Bos BPD Ungkap Peluang Sinergi dengan BPR dan BPRS

17 hours ago  ·  2 min read
By Daniel Rodriguez - dailynesia.com
direktur-utama-bank-jakarta-agus-haryoto-widodo-saat-menyampaikan-pemaparan-dalam-acara-regional-bank-summit-2026-di-jakarta-r-1785916201784_169

Ekspansi Kolaborasi: BPD dan Lembaga Mikro Merangkul Peluang Sinergi

Dailynesia.com – Industri perbankan daerah di Indonesia tengah membuka ruang kerja sama yang lebih luas dengan Bank Pembiayaan Rakyat (BPR) serta Bank Pembiayaan Rakyat Syariah (BPRS). Langkah ini dinilai membawa potensi besar bagi pengembangan layanan keuangan di berbagai segmen masyarakat. Pertemuan yang menjadi momentum penting adalah Regional Bank Summit 2026 yang bertema Transformasi Strategis BPD dalam Mendorong Pembangunan Nasional, berlangsung pada Rabu, 5 Agustus 2026.

Keunggulan Komplementer antar Lembaga

Agus Haryoto Widodo, Direktur Utama Bank Jakarta, menjelaskan bahwa masing-masing lembaga memiliki kekuatan tersendiri. BPD umumnya memiliki sumber daya yang lebih kuat dalam hal tenaga manusia, infrastruktur teknologi, serta jaringan distribusi. Sementara itu, BPR dan BPRS dikenal memiliki kedekatan yang lebih erat dengan pasar mikro serta kemampuan menjangkau segmen masyarakat yang sering kali sulit diakses oleh bank daerah.

“BPD kalau dibandingkan dengan BPD atau BPRS relatif memiliki sumber daya yang lebih baik mengenai people, teknologi, jaringan. Di sisi lain, BPR atau BPRS memiliki kedekatan dengan pasar mikro, memiliki akses layanan yg lebih baik kepada segmen-segmen yang sulit dijangkau oleh BPD. Itu bisa disinergikan,”

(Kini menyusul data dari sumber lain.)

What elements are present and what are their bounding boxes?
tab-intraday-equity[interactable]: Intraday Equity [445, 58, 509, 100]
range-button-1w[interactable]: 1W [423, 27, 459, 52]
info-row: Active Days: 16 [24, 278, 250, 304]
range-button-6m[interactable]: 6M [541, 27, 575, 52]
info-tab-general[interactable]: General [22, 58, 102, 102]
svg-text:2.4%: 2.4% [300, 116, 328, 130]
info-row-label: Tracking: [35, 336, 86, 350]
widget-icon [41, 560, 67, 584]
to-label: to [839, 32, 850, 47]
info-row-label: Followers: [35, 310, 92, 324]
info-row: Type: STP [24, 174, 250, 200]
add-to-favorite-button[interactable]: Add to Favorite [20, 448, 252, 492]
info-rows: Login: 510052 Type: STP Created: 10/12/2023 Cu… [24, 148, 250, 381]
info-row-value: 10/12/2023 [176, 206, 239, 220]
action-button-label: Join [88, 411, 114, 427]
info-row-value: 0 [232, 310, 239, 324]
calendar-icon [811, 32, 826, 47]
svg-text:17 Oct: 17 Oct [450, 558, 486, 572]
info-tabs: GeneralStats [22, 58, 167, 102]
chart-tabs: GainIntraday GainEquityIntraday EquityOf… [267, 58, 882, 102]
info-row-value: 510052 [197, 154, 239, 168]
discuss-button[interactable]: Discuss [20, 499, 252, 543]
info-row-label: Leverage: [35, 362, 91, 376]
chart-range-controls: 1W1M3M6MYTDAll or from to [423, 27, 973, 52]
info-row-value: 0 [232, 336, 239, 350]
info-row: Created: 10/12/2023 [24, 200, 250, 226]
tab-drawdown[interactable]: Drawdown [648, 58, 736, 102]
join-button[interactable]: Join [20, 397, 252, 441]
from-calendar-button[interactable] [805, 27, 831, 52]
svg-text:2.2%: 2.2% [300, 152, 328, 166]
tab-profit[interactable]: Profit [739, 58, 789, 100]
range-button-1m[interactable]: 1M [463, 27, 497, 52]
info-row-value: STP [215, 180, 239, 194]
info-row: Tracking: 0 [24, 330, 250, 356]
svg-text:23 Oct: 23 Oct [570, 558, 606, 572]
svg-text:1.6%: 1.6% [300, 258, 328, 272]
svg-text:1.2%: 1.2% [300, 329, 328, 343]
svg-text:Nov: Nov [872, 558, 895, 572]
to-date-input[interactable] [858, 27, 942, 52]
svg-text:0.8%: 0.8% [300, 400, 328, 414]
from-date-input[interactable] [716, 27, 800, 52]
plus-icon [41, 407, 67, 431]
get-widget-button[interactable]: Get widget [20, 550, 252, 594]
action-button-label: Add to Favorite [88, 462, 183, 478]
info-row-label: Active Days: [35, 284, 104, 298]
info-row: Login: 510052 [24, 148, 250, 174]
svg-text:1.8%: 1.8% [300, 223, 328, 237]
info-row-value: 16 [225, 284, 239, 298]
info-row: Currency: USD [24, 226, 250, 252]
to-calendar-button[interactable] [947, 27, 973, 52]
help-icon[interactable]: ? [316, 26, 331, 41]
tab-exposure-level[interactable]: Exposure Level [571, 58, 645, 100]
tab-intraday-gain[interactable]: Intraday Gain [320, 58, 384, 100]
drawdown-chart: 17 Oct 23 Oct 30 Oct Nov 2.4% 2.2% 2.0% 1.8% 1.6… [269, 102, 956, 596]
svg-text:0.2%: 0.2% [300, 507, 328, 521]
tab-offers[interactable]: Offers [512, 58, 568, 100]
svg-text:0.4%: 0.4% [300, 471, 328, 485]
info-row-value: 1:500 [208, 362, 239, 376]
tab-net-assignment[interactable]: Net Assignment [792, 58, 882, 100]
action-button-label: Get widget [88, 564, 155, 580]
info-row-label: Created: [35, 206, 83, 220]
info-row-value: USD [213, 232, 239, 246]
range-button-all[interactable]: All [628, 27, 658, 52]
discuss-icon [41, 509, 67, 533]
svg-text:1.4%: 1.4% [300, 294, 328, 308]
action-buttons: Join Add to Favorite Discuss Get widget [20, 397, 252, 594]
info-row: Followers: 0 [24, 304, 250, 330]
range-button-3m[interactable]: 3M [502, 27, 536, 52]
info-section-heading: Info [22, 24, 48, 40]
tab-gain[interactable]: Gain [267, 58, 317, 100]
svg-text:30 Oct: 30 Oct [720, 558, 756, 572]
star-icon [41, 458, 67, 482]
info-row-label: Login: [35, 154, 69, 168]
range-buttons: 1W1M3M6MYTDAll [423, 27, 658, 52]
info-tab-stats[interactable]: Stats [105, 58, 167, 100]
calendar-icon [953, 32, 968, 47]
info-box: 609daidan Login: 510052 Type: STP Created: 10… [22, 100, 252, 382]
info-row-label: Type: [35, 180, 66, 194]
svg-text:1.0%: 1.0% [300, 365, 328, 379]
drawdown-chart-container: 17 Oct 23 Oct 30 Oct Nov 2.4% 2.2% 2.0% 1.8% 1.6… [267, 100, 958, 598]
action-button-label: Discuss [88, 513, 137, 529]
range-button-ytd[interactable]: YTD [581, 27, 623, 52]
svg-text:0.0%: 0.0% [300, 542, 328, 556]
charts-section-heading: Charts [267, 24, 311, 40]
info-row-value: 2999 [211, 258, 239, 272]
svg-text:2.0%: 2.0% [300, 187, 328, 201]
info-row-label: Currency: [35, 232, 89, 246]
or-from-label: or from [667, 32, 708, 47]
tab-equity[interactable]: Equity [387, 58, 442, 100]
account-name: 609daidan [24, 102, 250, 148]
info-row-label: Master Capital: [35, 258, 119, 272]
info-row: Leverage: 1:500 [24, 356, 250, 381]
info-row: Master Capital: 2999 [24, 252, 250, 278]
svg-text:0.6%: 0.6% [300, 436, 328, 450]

Menurut Agus, struktur kerja sama antara kedua pihak dapat dirancang secara tepat agar memberikan manfaat maksimal. Namun, aspek risiko tetap menjadi pertimbangan utama. BPD perlu memahami karakteristik peminjam secara mendalam agar tingkat risiko dapat diukur dengan akurat. Prinsip dasar kolaborasi ini dinilai sangat menguntungkan bagi kedua belah pihak yang terlibat.

Model Sinergi Berbasis Keahlian Masing-Masing

Winardi Legowo, Direktur Utama Bank Jatim, menambahkan bahwa sinergi dapat terbangun melalui pemanfaatan keunggulan komplementer. BPR membawa serta tata kelola dan teknologi yang mumpuni, sementara BPR dan BPRS memiliki kemampuan dalam menyalurkan kredit ultra mikro maupun mikro.

“Contoh BPR itu kami dorong untuk menggarap pedagang yang ada di pasar yang kebutuhan terhadap kredit itu ultra mikro atau mikro, itu sebaiknya memang diberikan kepada mereka dan sebaliknya,”

Pendekatan ini memungkinkan pembagian peran yang lebih efisien. Pedagang di pasar, misalnya, lebih cocok dilayani oleh BPR mengingat kebutuhan kredit mereka yang bersifat ultra mikro atau mikro. Sebaliknya, layanan yang membutuhkan skala lebih besar dapat dialihkan ke BPD. Model kolaborasi semacam ini diharapkan dapat memperkuat ekosistem perbankan daerah secara keseluruhan.

Frequently Asked Questions

What is Bos BPD Ungkap Peluang Sinergi?

Bos BPD Ungkap Peluang Sinergi is the main topic of this guide. The article explains the context, practical details, and next steps readers should understand.

Why does Bos BPD Ungkap Peluang Sinergi matter?

Bos BPD Ungkap Peluang Sinergi matters because readers are looking for a useful answer, not just a short summary. Good content should match search intent and help them decide what to do next.